The disconnection in THE HEADLESS WOMAN involves not only Vero's personal story with the dog, or boy, that she may have hit, but also in her growing dissassociation with all of those around her, and by implication a realization that her life as an upper-class woman of mostly European origin sets her apart from her servants, clients, perhaps even her family, none of whom looks as pale or Old World in complexion. Late in the film she decides to die her hair; she had been the only blonde character in the film, and she dies her hair almost jet black. Her sister asks a strange question - if that's her natural color - and Vero answers that she thinks it was, but it's all gray now. But she can't seem to come to terms with what has happened, and this leads to a further and further drifting from her own world - but never towards the worlds of the lower classes, the indigenous natives, of guilt, of understanding what she may have done.

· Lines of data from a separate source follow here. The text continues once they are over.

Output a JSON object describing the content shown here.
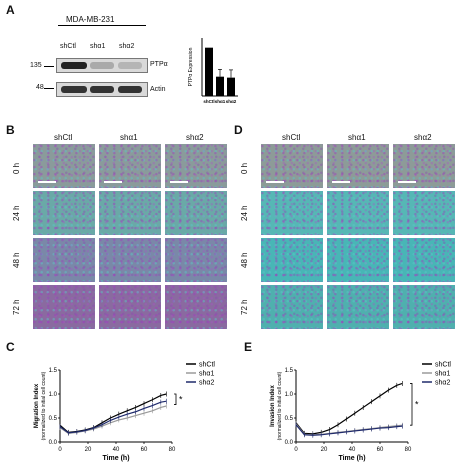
{
  "panels": {
    "A": {
      "letter": "A",
      "cell_line": "MDA-MB-231",
      "lanes": [
        "shCtl",
        "shα1",
        "shα2"
      ],
      "marker_135": "135",
      "marker_48": "48",
      "label_ptp": "PTPα",
      "label_actin": "Actin"
    },
    "B": {
      "letter": "B",
      "cols": [
        "shCtl",
        "shα1",
        "shα2"
      ],
      "rows": [
        "0 h",
        "24 h",
        "48 h",
        "72 h"
      ]
    },
    "D": {
      "letter": "D",
      "cols": [
        "shCtl",
        "shα1",
        "shα2"
      ],
      "rows": [
        "0 h",
        "24 h",
        "48 h",
        "72 h"
      ]
    },
    "C": {
      "letter": "C"
    },
    "E": {
      "letter": "E"
    }
  },
  "colors": {
    "series_black": "#000000",
    "series_gray": "#9a9a9a",
    "series_navy": "#1f2a6b",
    "micro_B": [
      "#8a9b9b",
      "#6aa9a7",
      "#7a88a8",
      "#8a6aa0"
    ],
    "micro_D": [
      "#8d9b98",
      "#56b7b5",
      "#48b6b6",
      "#4fb0ae"
    ]
  },
  "chart_data": [
    {
      "type": "bar",
      "ylabel": "PTPα Expression",
      "categories": [
        "shCtl",
        "shα1",
        "shα2"
      ],
      "values": [
        1.0,
        0.4,
        0.38
      ],
      "errors": [
        0,
        0.15,
        0.16
      ],
      "ylim": [
        0,
        1.2
      ]
    },
    {
      "type": "line",
      "ylabel": "Migration Index",
      "ylabel2": "(normalized to initial cell count)",
      "xlabel": "Time (h)",
      "xlim": [
        0,
        80
      ],
      "ylim": [
        0,
        1.5
      ],
      "xticks": [
        "0",
        "20",
        "40",
        "60",
        "80"
      ],
      "yticks": [
        "0.0",
        "0.5",
        "1.0",
        "1.5"
      ],
      "legend": [
        "shCtl",
        "shα1",
        "shα2"
      ],
      "annotation": "*",
      "x": [
        0,
        6,
        12,
        18,
        24,
        30,
        36,
        42,
        48,
        54,
        60,
        66,
        72,
        76
      ],
      "series": [
        {
          "name": "shCtl",
          "values": [
            0.35,
            0.2,
            0.22,
            0.25,
            0.3,
            0.4,
            0.5,
            0.58,
            0.65,
            0.72,
            0.8,
            0.88,
            0.97,
            1.0
          ]
        },
        {
          "name": "shα1",
          "values": [
            0.3,
            0.18,
            0.2,
            0.23,
            0.27,
            0.33,
            0.4,
            0.46,
            0.5,
            0.55,
            0.6,
            0.65,
            0.72,
            0.75
          ]
        },
        {
          "name": "shα2",
          "values": [
            0.32,
            0.19,
            0.21,
            0.24,
            0.29,
            0.36,
            0.45,
            0.52,
            0.58,
            0.63,
            0.7,
            0.76,
            0.83,
            0.85
          ]
        }
      ]
    },
    {
      "type": "line",
      "ylabel": "Invasion Index",
      "ylabel2": "(normalized to initial cell count)",
      "xlabel": "Time (h)",
      "xlim": [
        0,
        80
      ],
      "ylim": [
        0,
        1.5
      ],
      "xticks": [
        "0",
        "20",
        "40",
        "60",
        "80"
      ],
      "yticks": [
        "0.0",
        "0.5",
        "1.0",
        "1.5"
      ],
      "legend": [
        "shCtl",
        "shα1",
        "shα2"
      ],
      "annotation": "*",
      "x": [
        0,
        6,
        12,
        18,
        24,
        30,
        36,
        42,
        48,
        54,
        60,
        66,
        72,
        76
      ],
      "series": [
        {
          "name": "shCtl",
          "values": [
            0.4,
            0.18,
            0.17,
            0.2,
            0.26,
            0.36,
            0.48,
            0.6,
            0.72,
            0.84,
            0.96,
            1.08,
            1.18,
            1.22
          ]
        },
        {
          "name": "shα1",
          "values": [
            0.38,
            0.16,
            0.15,
            0.16,
            0.18,
            0.2,
            0.22,
            0.24,
            0.26,
            0.28,
            0.3,
            0.32,
            0.34,
            0.35
          ]
        },
        {
          "name": "shα2",
          "values": [
            0.36,
            0.15,
            0.14,
            0.15,
            0.17,
            0.19,
            0.21,
            0.23,
            0.25,
            0.27,
            0.29,
            0.3,
            0.32,
            0.33
          ]
        }
      ]
    }
  ]
}
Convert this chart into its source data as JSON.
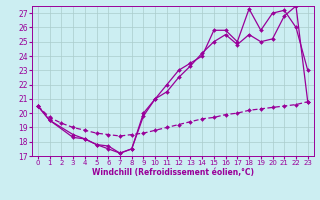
{
  "xlabel": "Windchill (Refroidissement éolien,°C)",
  "background_color": "#cceef2",
  "grid_color": "#aacccc",
  "line_color": "#990099",
  "xlim": [
    -0.5,
    23.5
  ],
  "ylim": [
    17,
    27.5
  ],
  "yticks": [
    17,
    18,
    19,
    20,
    21,
    22,
    23,
    24,
    25,
    26,
    27
  ],
  "xticks": [
    0,
    1,
    2,
    3,
    4,
    5,
    6,
    7,
    8,
    9,
    10,
    11,
    12,
    13,
    14,
    15,
    16,
    17,
    18,
    19,
    20,
    21,
    22,
    23
  ],
  "line1_x": [
    0,
    1,
    3,
    4,
    5,
    6,
    7,
    8,
    9,
    10,
    11,
    12,
    13,
    14,
    15,
    16,
    17,
    18,
    19,
    20,
    21,
    22,
    23
  ],
  "line1_y": [
    20.5,
    19.5,
    18.5,
    18.2,
    17.8,
    17.7,
    17.2,
    17.5,
    19.8,
    21.0,
    22.0,
    23.0,
    23.5,
    24.0,
    25.8,
    25.8,
    25.0,
    27.3,
    25.8,
    27.0,
    27.2,
    26.0,
    23.0
  ],
  "line2_x": [
    0,
    1,
    3,
    4,
    5,
    6,
    7,
    8,
    9,
    10,
    11,
    12,
    13,
    14,
    15,
    16,
    17,
    18,
    19,
    20,
    21,
    22,
    23
  ],
  "line2_y": [
    20.5,
    19.5,
    18.3,
    18.2,
    17.8,
    17.5,
    17.2,
    17.5,
    20.0,
    21.0,
    21.5,
    22.5,
    23.3,
    24.2,
    25.0,
    25.5,
    24.8,
    25.5,
    25.0,
    25.2,
    26.8,
    27.5,
    20.8
  ],
  "line3_x": [
    0,
    1,
    2,
    3,
    4,
    5,
    6,
    7,
    8,
    9,
    10,
    11,
    12,
    13,
    14,
    15,
    16,
    17,
    18,
    19,
    20,
    21,
    22,
    23
  ],
  "line3_y": [
    20.5,
    19.7,
    19.3,
    19.0,
    18.8,
    18.6,
    18.5,
    18.4,
    18.5,
    18.6,
    18.8,
    19.0,
    19.2,
    19.4,
    19.6,
    19.7,
    19.9,
    20.0,
    20.2,
    20.3,
    20.4,
    20.5,
    20.6,
    20.8
  ]
}
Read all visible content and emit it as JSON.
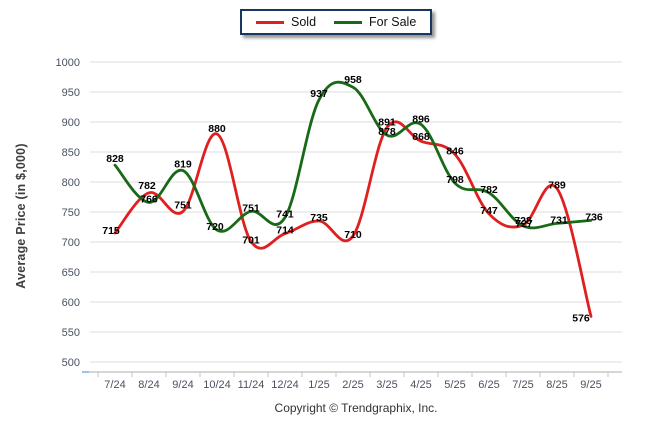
{
  "legend": {
    "items": [
      {
        "label": "Sold"
      },
      {
        "label": "For Sale"
      }
    ]
  },
  "footer": "Copyright © Trendgraphix, Inc.",
  "colors": {
    "sold": "#e02020",
    "for_sale": "#186a18",
    "grid": "#e9e9e9",
    "axis": "#c9c9c9",
    "tick": "#c4c4c4",
    "tick_label": "#4a5260",
    "data_label": "#000000",
    "legend_border": "#17375e",
    "blue_tick": "#9dc3e6"
  },
  "chart_data": {
    "type": "line",
    "categories": [
      "7/24",
      "8/24",
      "9/24",
      "10/24",
      "11/24",
      "12/24",
      "1/25",
      "2/25",
      "3/25",
      "4/25",
      "5/25",
      "6/25",
      "7/25",
      "8/25",
      "9/25"
    ],
    "series": [
      {
        "name": "Sold",
        "color": "#e02020",
        "values": [
          715,
          782,
          751,
          880,
          701,
          714,
          735,
          710,
          891,
          868,
          846,
          747,
          728,
          789,
          576
        ]
      },
      {
        "name": "For Sale",
        "color": "#186a18",
        "values": [
          828,
          766,
          819,
          720,
          751,
          741,
          937,
          958,
          878,
          896,
          798,
          782,
          727,
          731,
          736
        ]
      }
    ],
    "title": "",
    "xlabel": "",
    "ylabel": "Average Price (in $,000)",
    "ylim": [
      500,
      1000
    ],
    "ytick_step": 50,
    "grid": true,
    "data_labels": true,
    "legend_position": "top-center",
    "line_smoothing": "spline"
  }
}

It's a very strong film, and the Cinemascope framing and regular use of rain and glass, of doors and windows bisecting the frame help to give us clues throughout that something is amiss, though we can never be much more certain than Vero as to what the problem really is. Did she not stop because she is so self-absorbed that the possiblity of killing someone else just didn't matter? Is it that she wasn't worried because the only people out in this area were lower-class Indians, who she feels separated from and superior to? Is she dealing with the onset of Alzheimers herself, and afraid to admit to or deal with that possibility, seeing what is happening to her mother? We don't know, we are left as in the dark as Vero, and this film as much as any I've seen really communicates that sense of isolation that a person can feel when they feel a loss of mental faculties and emotional stability, but aren't ready to admit or deal with it in any way. If I don't quite LOVE the film, it's I suppose because I'm not sure how to feel either, and I guess for once I would have appreciated just a little more grounding. But I suspect that another viewing will take care of some of my issues.
Maria Onetto has an extraordinarily difficult task - playing a woman cut off from herself and everyone whose occasional slips of emotion and self-awareness have to seem inexplicable, even random - and she carries it off brilliantly, always the center of our attention even though she is losing herself and fading away. The rest of the cast is quite fine as well but the film is really entirely hers; I should also mention the exceptional naturalistic cinematography of Bárbara Álvarez who accomplishes some real miracles with rain and with light distortion and soft focus in parts of the frame at various times which helps to indicate Vero's disconnect from everything and everyone around her. It's all quite subtle - perhaps at times a little too subtle - but I think it will be quite rewarding for the patient. I'll definitely be checking out Ms. Martel's earlier films.